Here is how I finally beat dinoflagellates:
- I maintained my pH above 8.4 with kalkwasser.
- Before I began my final assault, I knew dinoflagellates would release a lot of toxins into the water column if I was successful. Therefore, the first step was to run lots of high quality granular activated carbon (GAC) to remove as much of these toxins as possible My GAC of choice was Two Little Fishies‘ Hydrocarbon.
- After my GAC was in place, I tried manually removing as much dinoflagellates as I could.
- Next, I decided to do a 72 hour black-out. I left every light off for a full 3 days and covered the entire tank/canopy under a black tarp so no light could creep in. Make sure to aggressively run your protein skimmer (or use air pumps) during this time as oxygen levels can get dangerously low.
- I prepared 50 gallons of new saltwater (using RO/DI water, of course). This represents about a 33% water change by water volume. I’d do a greater water change had I a container big enough to store the new water.
- After the 72 hour period, I removed the tarp and turned on my actinic lights. Most of the dinoflagellates was gone!
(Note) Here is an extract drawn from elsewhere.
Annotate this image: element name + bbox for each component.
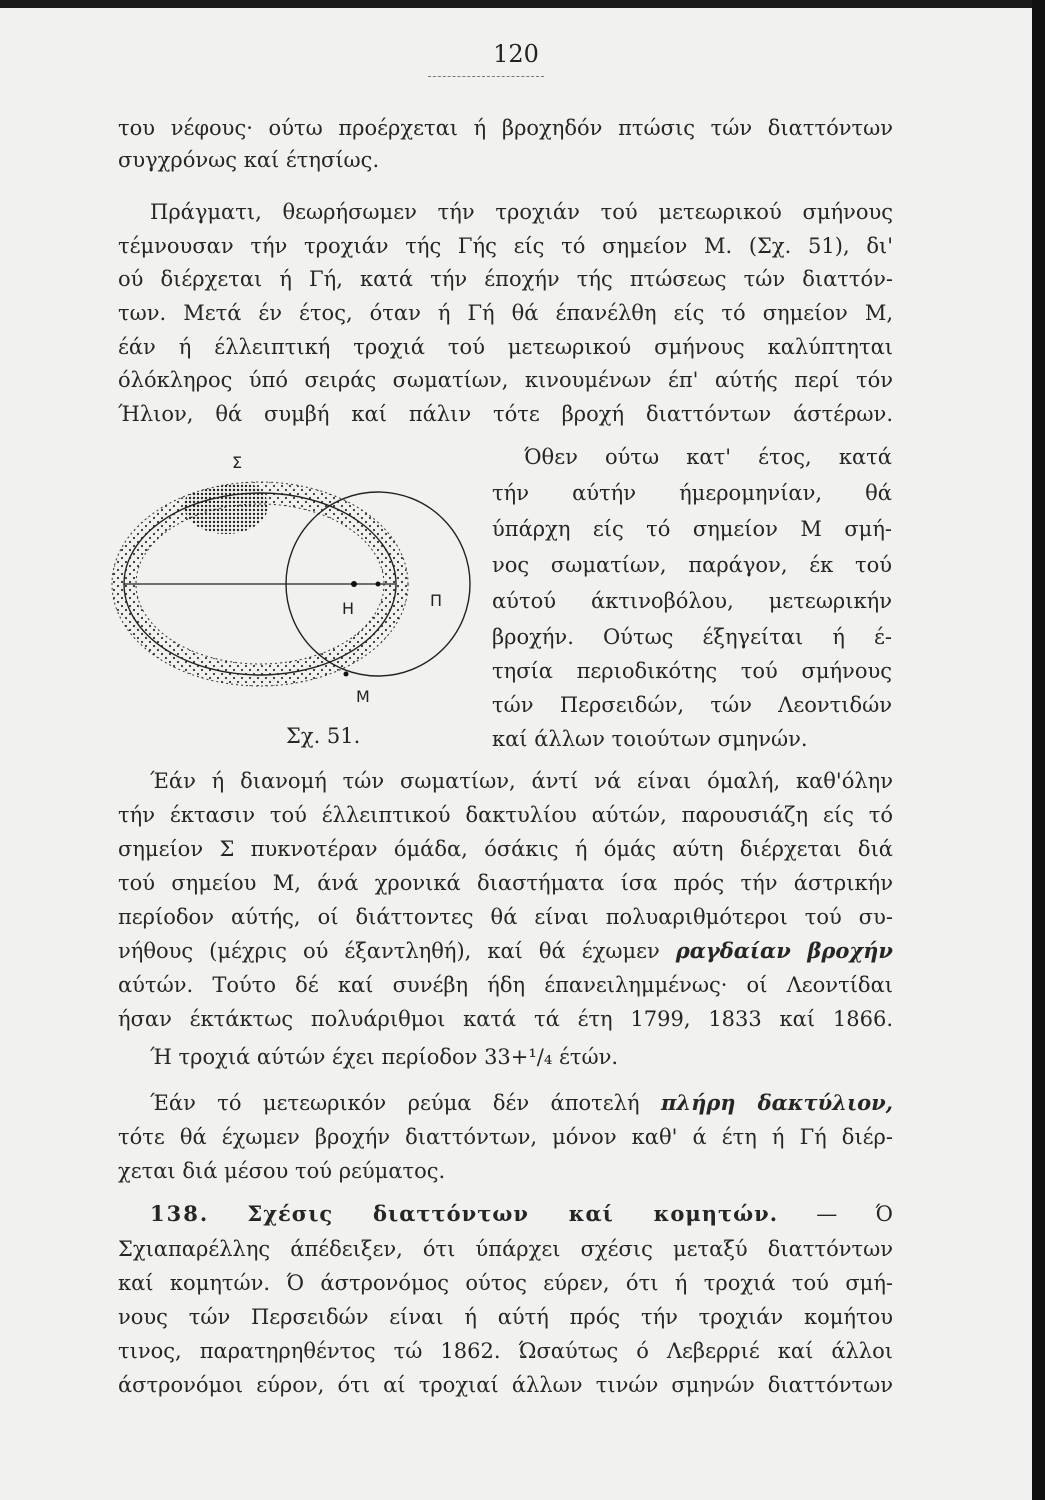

I brushed off what remaining Brown Slime was clinging on to life and quickly began my water change, siphoning off any dinoflagellates I could find, in addition to siphoning my sand bed. I attempted to remove as much decaying matter I could. A 100 micron filter sock was installed in my sump to catch fine particulates.
- I prepared another 50 gallon saltwater mix and performed another water change. At this point, there was no visible dinoflagellates left to extract, and I did a second siphoning of my sandbed.
- For a week after the water change, I ran only actinics (full 12+ hour day). Halides were left off.
- After the dinoflagellates were gone, my fish perked up with increased appetite. However, I resisted their pleas for food and fed them conservatively to keep nutrient levels low.
- For two weeks after the second water change, I added hydrogen peroxide (3% h202 solution commonly sold in supermarkets) at a rate of 1ml per 10 gallon per day. I can’t say for sure this step helped keep dinoflagellates from coming back, but dinoflagellates have yet to return. The intent is to sterilize the water column. I suspect ozone or UV sterilizers would serve the same purpose.
In light of this month’s Bacterial Counts article by Dr. Feldman, I also plan on dosing vodka.
Lesson #3: You can’t beat dinoflagellates half-heartedly. Reducing lights did not work. Only total black-out for 3 full days did the trick. Individual steps did not suffice by themselves; There is simply no one magic bullet. You can’t try one solution, and if it fails, move on the next one. What you need to do is plan an aggressive, multi-prong attack, performed simultaneously or consecutively to keep the dinoflagellates weakened and unable to mount a comeback.
It looks like I won’t have to tear down my reef after all! It’s incredible how big of a difference you can see in my fish and corals’ vitality now that the brown stuff has been eradicated. I hope my experience can help some aquarists beat dinoflagellates as well.